You never worked at the les and no one ever offered you coke. You really need something better to write about ... its really fucked up how you tired to play everyone. You are an ugly ass bitch who stays inside all day writing bullshit stories about ppl you know nothing about for a little excitment in your boring ass life....If you are any kind of real write you would of had your ugly ass transfer to the les so you could see what was happening. I'll see you around moe. Good lucky with everything asshole.
There was other stuff, in reference to specific people I'd rather not name, but she brought up some fair points: while I wrote about the Lower East Side, which was the undisputed hotbed of the American Apparel social world, I knew about its activities mainly through close friends. My impression from visiting the shop was that I was too old, unfashionable and probably fat for that particular store; I worked in two other locations.

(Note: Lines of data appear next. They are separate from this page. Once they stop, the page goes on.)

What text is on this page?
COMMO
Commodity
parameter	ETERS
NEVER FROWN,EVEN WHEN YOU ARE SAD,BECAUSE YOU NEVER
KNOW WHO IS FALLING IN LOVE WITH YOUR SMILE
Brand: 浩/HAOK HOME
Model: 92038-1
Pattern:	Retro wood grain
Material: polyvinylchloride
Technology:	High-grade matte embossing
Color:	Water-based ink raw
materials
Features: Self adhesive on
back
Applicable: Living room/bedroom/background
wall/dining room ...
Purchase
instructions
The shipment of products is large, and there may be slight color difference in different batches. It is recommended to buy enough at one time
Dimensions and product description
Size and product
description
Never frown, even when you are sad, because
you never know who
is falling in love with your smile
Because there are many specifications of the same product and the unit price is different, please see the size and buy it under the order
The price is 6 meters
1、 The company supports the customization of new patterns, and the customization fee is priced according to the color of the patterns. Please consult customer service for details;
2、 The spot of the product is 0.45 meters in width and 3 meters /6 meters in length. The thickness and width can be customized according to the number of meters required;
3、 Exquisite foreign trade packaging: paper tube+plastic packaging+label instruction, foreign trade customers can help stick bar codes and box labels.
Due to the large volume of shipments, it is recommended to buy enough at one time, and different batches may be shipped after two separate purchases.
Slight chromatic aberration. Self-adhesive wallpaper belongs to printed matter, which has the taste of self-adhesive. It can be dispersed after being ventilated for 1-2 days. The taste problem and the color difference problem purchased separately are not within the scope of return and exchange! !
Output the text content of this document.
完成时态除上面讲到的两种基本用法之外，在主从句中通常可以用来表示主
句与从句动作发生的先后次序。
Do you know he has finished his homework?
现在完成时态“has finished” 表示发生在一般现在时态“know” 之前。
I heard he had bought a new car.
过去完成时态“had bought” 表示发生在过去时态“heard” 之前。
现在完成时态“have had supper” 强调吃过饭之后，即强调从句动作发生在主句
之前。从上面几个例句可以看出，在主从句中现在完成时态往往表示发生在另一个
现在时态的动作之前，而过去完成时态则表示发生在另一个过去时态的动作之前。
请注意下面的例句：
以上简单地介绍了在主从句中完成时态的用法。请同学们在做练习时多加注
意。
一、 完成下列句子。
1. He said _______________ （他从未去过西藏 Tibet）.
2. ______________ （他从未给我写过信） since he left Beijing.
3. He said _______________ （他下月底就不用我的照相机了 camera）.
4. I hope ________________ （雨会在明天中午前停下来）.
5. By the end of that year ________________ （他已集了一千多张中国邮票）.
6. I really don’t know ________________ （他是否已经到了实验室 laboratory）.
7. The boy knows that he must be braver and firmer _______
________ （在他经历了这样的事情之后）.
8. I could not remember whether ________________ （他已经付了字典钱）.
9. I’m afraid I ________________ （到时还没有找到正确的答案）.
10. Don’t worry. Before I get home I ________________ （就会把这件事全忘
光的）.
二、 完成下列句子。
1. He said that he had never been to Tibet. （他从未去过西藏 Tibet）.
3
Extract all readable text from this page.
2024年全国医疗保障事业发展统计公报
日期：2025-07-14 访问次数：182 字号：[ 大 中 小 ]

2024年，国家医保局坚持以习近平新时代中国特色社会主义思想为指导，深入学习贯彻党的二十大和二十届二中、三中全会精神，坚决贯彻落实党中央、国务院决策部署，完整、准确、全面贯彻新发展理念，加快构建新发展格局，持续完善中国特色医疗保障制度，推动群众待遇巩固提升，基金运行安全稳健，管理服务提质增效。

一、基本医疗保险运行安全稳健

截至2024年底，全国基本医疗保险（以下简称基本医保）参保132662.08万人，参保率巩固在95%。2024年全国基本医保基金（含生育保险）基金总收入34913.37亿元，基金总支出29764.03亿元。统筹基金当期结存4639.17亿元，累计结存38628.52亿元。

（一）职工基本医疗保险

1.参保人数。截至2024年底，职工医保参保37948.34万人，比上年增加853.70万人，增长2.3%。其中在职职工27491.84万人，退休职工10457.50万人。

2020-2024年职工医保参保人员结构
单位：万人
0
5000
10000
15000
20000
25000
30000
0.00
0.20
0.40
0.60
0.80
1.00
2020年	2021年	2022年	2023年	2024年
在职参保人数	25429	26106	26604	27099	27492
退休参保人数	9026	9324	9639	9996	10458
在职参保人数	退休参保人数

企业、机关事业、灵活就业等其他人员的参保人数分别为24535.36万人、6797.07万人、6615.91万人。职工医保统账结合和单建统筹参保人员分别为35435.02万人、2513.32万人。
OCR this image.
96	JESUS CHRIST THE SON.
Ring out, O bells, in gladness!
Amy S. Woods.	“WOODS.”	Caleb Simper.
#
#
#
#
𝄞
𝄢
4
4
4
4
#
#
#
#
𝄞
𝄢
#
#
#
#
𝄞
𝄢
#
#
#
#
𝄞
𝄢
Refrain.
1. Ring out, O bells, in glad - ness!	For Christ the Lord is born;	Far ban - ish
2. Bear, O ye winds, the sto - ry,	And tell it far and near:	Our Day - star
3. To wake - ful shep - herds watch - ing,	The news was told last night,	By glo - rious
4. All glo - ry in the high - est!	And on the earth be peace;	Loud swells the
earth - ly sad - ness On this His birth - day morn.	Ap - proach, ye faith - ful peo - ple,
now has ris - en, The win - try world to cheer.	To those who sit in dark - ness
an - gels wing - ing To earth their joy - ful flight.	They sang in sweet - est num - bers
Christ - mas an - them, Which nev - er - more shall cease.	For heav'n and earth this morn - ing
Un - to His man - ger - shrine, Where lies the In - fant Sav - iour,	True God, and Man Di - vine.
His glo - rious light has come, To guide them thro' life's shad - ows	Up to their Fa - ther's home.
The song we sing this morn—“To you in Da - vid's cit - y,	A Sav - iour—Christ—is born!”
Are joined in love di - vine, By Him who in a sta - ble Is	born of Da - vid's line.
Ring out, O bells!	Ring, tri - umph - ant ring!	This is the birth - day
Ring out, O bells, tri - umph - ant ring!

Also I do spend my days inside writing bullshit stories about people I know nothing about, which I try to balance by writing bullshit about myself, and I spent enough time working for and researching American Apparel to feel confident in the veracity of what I wrote. Although if my story in any way implied: "I was part of the cool ruling clique of American Apparel that got mountains of free coke and watched models suck off Dov Charney," I am sorry. I was in no way a part of the "inner circle." I just knew a tremendous number of people who were, or who wanted to be, because I'm a journalist and a gossip and I'm not really good at standing around with co-workers for hours on end talking about nothing.